250405410 Fast Controlled Generation from Language Models with Adaptive Weighted.png

[Submitted on 7 Apr 2025 (v1), last revised 18 Aug 2025 (this version, v2)]

Authors:Benjamin Leipkin, Benjamin Liberation, Jacob Hoover Vigille, Joao Lula, David R. Makver, Lee Du, Jasson Eisner, Ryan Cotrell, Vicash Mansinega, Timothy J. Odonil, Alexander K.

View the PDF file from the paper entitled “The fast generation that controls it” from language models with adaptive balanced samples, by Benjamin Leipkin, Benjamin Liberon, Jacob Hoover Vigi, Lula and David R.

PDF HTML (experimental) view

a summary:The prevailing approach to generating language models subject to some restrictions is locally deciphering (LCD), taking samples of increasing symbols in every time step so that the registration is never violated.

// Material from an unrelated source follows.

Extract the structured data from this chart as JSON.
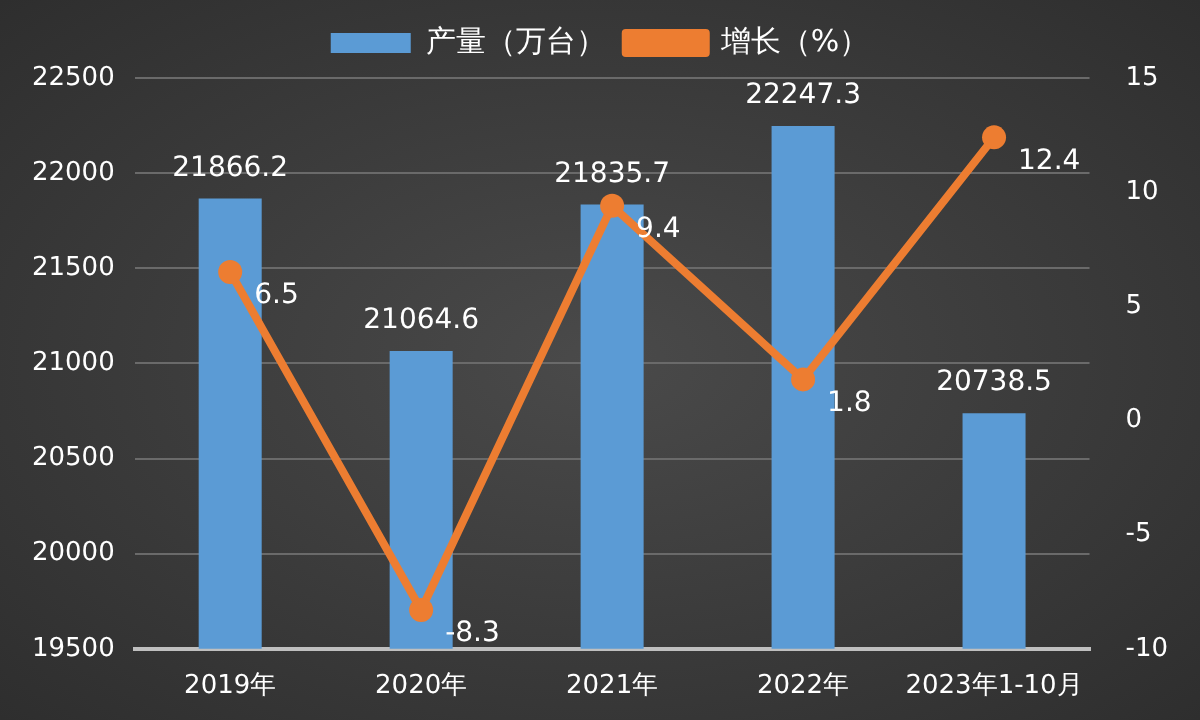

Usually, this is achieved by hiding the distinctive symbol: a loop on vocabulary and excluding non -matching symbols. There are two important problems in this approach. (I) The evaluation of the registration on each symbol can be prohibited – often the LM vocabulary exceeds $ 100,000. (2) The LCD screen can distort the global distribution on the tendons, take samples of only -based symbols to local information, even if they are leading deadlines. This work offers a new algorithm that addresses both problems. First, to avoid evaluating the restriction on the full vocabulary in each step of the obstetric step, we suggest the adaptive rejection samples of rejection samples that usually require orders to evaluate restrictions. Second, we explain how this algorithm can be extended to produce low and unbiased estimates of the importance of importance at a very small cost-excrements that can be used properly within the pre-proposed Monte Carlo algorithms to correct excessive behavior to enforce local restrictions. Through the extensive experimental evaluation in the text to SQL, molecular synthesis, target inference, matching patterns, and JSON fields, we make it clear that our approach is superior to modern basic lines, support a wider category of restrictions and improve the time of operation and performance. Additional theoretical and experimental analyzes show that the efficiency of the time of operation of our method is driven by its dynamic calculation, expansion with the difference between the unrestricted and restricted LM, and as a result, the operating time improvements are greater for better models.